《Unmanned aerial vehicles (UAVs) in behavior mapping: A case study of neighborhood parks》
打印
- 作者
- Keunhyun Park;Keith Christensen;Doohong Lee
- 来源
- URBAN FORESTRY & URBAN GREENING,Vol.52,Issue1,Article 126693
- 语言
- 英文
- 关键字
- Behavior setting;Behavioral mapping;Urban parks;Public space;Evidence-based design;Unmanned aircraft system;UAS
- 作者单位
- Department of Landscape Architecture and Environmental Planning, Utah State University, 4005 Old Main Hill, Logan, UT, 84322-4005, United States;Department of Landscape Architecture and Environmental Planning, Utah State University, 4005 Old Main Hill, Logan, UT, 84322-4005, United States
- 摘要
- Behavior mapping is an effective tool for the direct observation of the interaction between people and places.

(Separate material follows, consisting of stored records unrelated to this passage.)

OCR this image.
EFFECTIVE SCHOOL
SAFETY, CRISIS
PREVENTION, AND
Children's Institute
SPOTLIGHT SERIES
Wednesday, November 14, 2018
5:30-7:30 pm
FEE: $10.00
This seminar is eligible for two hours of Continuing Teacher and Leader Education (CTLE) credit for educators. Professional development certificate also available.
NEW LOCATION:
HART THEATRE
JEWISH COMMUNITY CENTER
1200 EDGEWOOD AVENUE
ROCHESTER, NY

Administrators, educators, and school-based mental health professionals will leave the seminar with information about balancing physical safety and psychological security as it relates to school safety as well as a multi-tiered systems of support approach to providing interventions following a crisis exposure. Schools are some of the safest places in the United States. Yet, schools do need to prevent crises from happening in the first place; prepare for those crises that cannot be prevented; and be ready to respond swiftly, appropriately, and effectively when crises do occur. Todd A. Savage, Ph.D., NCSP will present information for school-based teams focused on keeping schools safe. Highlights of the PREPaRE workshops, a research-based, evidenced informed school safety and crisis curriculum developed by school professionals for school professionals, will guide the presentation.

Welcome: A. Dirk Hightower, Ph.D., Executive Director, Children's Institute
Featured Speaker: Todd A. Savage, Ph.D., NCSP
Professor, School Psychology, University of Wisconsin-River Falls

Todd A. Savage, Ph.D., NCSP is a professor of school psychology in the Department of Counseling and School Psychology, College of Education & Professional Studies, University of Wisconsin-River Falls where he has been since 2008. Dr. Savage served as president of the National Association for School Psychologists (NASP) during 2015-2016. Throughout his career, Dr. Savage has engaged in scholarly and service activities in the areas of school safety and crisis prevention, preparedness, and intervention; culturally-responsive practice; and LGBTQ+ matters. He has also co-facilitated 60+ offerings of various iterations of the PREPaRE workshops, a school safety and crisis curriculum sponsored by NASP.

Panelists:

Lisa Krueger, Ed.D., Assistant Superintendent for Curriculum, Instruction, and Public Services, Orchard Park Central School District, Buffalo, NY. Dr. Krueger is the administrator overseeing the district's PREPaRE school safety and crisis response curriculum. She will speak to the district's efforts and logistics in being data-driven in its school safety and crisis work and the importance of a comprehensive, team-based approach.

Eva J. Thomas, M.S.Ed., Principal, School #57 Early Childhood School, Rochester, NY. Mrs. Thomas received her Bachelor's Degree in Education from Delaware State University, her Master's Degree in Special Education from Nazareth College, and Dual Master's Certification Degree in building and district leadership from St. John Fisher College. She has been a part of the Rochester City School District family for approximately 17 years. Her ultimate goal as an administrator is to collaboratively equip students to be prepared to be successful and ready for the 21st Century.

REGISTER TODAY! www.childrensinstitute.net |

However, current approaches have shortcomings that introduce location inaccuracies and hinder micro-context recording of observed activities. This study explores the applicability of unmanned aerial vehicles (UAVs) in behavior mapping. First, we suggest a protocol for the use of UAVs in behavior mapping. Then, as a case study, we explore neighborhood park uses using the behavior maps and quantitative information collected from 30 neighborhood parks in Salt Lake County, UT, USA. Inter-rater reliability tests of identifying user attributes (e.g., gender, age group, activity level) and geocoding produced high Kappa statistics and location precision. The case study results show different park usage by sex, age groups, and activity types across different times. For example, we observed only a few seniors and more males than females, a gap that becomes larger among children and teenage groups. User density was higher in picnic areas and playgrounds and lower in lawns, baseball fields, and water features.This study demonstrates that UAV-based behavior maps can provide both quantitative and qualitative data. Summary statistics, along with digital maps, provide accurate patterns of park use. It also enables qualitative, design-focused explorations such as different people-place interaction patterns by user attributes and time. As a reliable and effective tool for behavior mapping, UAVs can support practitioners’ data-informed and responsive design and management efforts.